Ao dedicar sua atenção a um produto que podia ser exportado com proveito, o comandante de Meia-Ponte incentivava seus compatriotas a tomar novos rumos, indicando-lhes o que devia ser feito para arrancar sua região do estado de penúria em que a mergulhara uma exportação do ouro mal orientada. Enquanto ele agia de maneira prática, vários de seus concidadãos afirmavam que só havia salvação para a província numa ideia absurda apresentada por Luís Antônio da Silva e Souza. Segundo eles, a única maneira de deter a decadência sempre crescente da província seria impedir a saída do ouro para fora de suas fronteiras, criando-se para isso uma moeda provincial. Poder-se-ia argumentar, entretanto, que se essa moeda não tivesse valor como metal não haveria força humana capaz de lhe dar algum crédito. Se, pelo contrário, ela fosse de cobre, de ouro ou de prata, acabaria saindo da província de uma forma ou outra, por mais rigorosa que fosse a proibição, como acontecem todos os dias com o ouro em pó. Uma vez fora de suas fronteiras, porém, ela só seria aceita pelo seu valor intrínseco, e em conseqüência os comerciantes de Goiás passarão a vender suas mercadorias por um preço que compense a sua desvalorização. O ouro adulterado que circula em Goiás já pode ser considerado uma espécie de moeda provincial, pois só é aceito ali, e quando o comerciante o remete para fora ele se vê obrigado a reduzi-lo ao seu valor real, purificando-o, para em seguida reajustar os seus preços de acordo com a redução de peso sofrida pelo ouro.

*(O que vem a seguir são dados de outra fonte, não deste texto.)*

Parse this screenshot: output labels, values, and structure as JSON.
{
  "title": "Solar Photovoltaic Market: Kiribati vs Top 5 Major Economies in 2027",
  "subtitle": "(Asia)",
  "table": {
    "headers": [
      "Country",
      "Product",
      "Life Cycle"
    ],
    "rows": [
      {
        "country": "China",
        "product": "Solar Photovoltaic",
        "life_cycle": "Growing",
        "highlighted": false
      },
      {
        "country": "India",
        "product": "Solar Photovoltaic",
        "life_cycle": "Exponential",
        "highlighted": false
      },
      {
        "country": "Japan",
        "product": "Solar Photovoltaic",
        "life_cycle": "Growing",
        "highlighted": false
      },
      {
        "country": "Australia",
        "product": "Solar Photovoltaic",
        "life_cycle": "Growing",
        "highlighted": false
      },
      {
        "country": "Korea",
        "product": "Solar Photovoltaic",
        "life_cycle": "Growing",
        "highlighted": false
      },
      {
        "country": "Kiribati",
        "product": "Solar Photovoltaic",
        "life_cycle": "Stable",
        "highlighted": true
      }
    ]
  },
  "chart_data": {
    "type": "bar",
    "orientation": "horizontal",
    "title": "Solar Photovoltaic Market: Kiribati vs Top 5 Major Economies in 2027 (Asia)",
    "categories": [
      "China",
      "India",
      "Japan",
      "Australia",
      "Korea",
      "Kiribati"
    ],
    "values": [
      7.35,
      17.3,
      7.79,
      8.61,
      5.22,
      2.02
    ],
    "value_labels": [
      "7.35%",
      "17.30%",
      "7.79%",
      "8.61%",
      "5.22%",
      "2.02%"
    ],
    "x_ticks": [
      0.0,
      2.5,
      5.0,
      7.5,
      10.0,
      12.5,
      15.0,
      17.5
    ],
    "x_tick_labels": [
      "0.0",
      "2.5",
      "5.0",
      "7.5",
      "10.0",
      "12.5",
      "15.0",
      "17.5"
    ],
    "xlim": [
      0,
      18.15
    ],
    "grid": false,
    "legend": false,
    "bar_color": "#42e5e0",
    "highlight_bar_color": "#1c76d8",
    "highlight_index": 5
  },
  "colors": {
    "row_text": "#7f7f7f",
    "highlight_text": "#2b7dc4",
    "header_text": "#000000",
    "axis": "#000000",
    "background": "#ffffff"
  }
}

Depois de tantas jornadas tediosas e cansativas através dos sertões, senti-me feliz por me achar numa casa que reunia todo o conforto que a região podia oferecer, onde eu gozava de inteira liberdade e cujo proprietário, um homem esclarecido, tinha por mim toda consideração. O tempo que passei na casa de Joaquim Alves foi muito proveitoso. Meus homens fizeram uma esplêndida caçada nas margens de uma lagoa situada nas proximidades. Quanto a mim, passei para o papel uma parte dos dados que recolhera sobre vários assuntos e obtive novas informações em conversas com meu hospedeiro.
Deixei a fazenda cheio de gratidão pela excelente acolhida que me deu o seu proprietário e me dirigi a Meia-Ponte, distante dali uma légua."
Relato de viagem do naturalista francês August Saint-Hilarie durante a sua estada na Fazenda Babilônia em 1919.